Emodin effectively reduced PD-L1 levels in H cells and increased anti-tumor activity in an H subcutaneous tumor model by promoting CD8 T cells infiltration and TNF-α, IFN-γ, and granzyme B secretion. Mechanistically, emodin accelerated PD-L1 degradation through the proteasome pathway in both mouse and human HCC cell lines, as confirmed by the use of proteasome, lysosome and autophagy inhibitors. Network pharmacology analysis and molecular docking revealed that GSK-3β, a key regulator of PD-L1 degradation, is a target of emodin. Selective inhibitor-mediated suppression of GSK-3β largely reversed the regulatory effect of emodin on PD-L1. In contrast, overexpression of GSK-3β with a plasmid decreased PD-L1 protein levels and augmented emodin's effect on PD-L1. Additionally, RNA-sequencing revealed the role of emodin in improving the immune responses in the tumor microenvironment. Finally, we observed a synergistic effect when the H cell subcutaneous tumor model was treated with emodin and anti-PD-L1 antibody.

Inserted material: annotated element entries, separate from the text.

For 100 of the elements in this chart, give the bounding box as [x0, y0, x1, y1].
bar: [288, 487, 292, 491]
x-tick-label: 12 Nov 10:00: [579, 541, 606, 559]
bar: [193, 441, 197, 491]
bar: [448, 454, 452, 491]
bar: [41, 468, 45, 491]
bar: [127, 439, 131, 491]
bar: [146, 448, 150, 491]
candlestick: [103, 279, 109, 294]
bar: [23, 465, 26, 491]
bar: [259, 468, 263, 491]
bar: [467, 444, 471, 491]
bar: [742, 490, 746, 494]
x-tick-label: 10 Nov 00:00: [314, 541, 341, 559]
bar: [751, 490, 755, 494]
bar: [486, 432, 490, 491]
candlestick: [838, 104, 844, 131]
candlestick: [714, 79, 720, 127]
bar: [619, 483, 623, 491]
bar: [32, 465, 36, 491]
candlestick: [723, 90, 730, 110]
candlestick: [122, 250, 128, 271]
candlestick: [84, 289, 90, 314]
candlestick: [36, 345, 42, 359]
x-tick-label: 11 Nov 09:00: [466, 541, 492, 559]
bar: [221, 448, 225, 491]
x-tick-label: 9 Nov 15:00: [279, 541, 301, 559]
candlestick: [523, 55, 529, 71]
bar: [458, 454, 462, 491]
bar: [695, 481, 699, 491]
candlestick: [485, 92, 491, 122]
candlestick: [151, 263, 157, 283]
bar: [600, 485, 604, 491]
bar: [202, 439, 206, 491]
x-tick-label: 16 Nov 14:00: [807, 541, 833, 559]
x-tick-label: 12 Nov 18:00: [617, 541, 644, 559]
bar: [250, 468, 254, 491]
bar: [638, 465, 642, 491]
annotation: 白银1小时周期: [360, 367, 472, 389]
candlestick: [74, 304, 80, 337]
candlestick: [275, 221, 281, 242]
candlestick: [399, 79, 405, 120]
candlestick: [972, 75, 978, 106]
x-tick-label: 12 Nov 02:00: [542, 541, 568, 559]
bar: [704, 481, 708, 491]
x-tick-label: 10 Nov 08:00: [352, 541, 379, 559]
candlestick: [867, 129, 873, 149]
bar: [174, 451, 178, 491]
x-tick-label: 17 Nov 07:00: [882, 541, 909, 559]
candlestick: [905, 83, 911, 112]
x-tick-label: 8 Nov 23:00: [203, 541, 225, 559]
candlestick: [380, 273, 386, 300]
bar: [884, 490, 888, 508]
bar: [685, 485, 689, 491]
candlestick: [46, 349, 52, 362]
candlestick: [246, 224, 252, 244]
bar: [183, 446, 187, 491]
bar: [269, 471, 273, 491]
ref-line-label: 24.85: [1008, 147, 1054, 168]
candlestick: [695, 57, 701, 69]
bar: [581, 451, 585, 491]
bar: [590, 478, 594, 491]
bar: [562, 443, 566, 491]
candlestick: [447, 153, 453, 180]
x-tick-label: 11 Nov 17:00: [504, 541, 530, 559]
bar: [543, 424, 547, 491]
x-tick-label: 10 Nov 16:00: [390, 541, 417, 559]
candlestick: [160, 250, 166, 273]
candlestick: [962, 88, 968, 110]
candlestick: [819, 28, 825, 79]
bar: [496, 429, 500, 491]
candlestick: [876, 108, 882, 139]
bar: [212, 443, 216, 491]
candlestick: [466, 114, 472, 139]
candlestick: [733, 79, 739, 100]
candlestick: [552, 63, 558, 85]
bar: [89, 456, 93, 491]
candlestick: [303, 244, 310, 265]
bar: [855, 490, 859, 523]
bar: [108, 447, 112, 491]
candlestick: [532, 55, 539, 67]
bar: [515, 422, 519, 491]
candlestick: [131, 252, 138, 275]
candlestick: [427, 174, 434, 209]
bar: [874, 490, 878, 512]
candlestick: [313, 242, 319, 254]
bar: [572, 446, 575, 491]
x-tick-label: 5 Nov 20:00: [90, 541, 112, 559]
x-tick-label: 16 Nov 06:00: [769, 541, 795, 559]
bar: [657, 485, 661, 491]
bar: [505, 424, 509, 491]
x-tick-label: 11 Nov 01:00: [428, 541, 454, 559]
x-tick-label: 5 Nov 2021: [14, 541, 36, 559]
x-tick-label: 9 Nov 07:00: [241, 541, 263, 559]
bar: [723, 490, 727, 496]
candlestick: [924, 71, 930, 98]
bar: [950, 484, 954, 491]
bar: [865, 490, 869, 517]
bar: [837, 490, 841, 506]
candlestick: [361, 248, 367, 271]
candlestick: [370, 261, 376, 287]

Emodin exerts anti-tumor effects by promoting GSK-3β-mediated PD-L1 proteasomal degradation and enhancing the anti-tumor effects of CD8 T cells, indicating that emodin may be a promising therapeutic option for HCC.
程序性死亡配体1(PD-L1)是一种重要的免疫检查点,它与肿瘤内细胞毒性T细胞上的程序性死亡蛋白1(PD-1)相互作用,促进免疫逃逸。已知大黄素可使乳腺癌中的PD-L1不稳定,在增强抗肿瘤免疫方面具有巨大潜力。然而,大黄素是否能调节肝细胞癌(HCC)中的PD-L1水平并增强抗肿瘤免疫反应仍不清楚。
通过蛋白质免疫印迹法和逆转录定量聚合酶链反应(RT-qPCR)评估PD-L1水平,使用特异性抑制剂分析降解机制。进行网络药理学、分子对接和糖原合酶激酶-3β(GSK-3β)调节分析以验证大黄素的靶点。在H皮下肿瘤模型中评估体内抗肿瘤作用,并分析CD8 T细胞和RNA测序数据。评估大黄素与抗PD-L1抗体的协同作用。
大黄素有效降低H细胞中的PD-L1水平,并通过促进CD8 T细胞浸润以及肿瘤坏死因子-α(TNF-α)、干扰素-γ(IFN-γ)和颗粒酶B的分泌,增强H皮下肿瘤模型中的抗肿瘤活性。机制上,大黄素通过蛋白酶体途径加速小鼠和人肝癌细胞系中PD-L1的降解,蛋白酶体、溶酶体和自噬抑制剂的使用证实了这一点。网络药理学分析和分子对接显示,PD-L1降解的关键调节因子GSK-3β是大黄素的靶点。选择性抑制剂介导的GSK-3β抑制在很大程度上逆转了大黄素对PD-L1的调节作用。相反,用质粒过表达GSK-3β可降低PD-L1蛋白水平并增强大黄素对PD-L1的作用。此外,RNA测序揭示了大黄素在改善肿瘤微环境中免疫反应方面的作用。最后,我们观察到在用大黄素和抗PD-L1抗体治疗H细胞皮下肿瘤模型时具有协同作用。
大黄素通过促进GSK-3β介导的PD-L1蛋白酶体降解和增强CD8 T细胞的抗肿瘤作用发挥抗肿瘤作用,表明大黄素可能是HCC的一种有前景的治疗选择。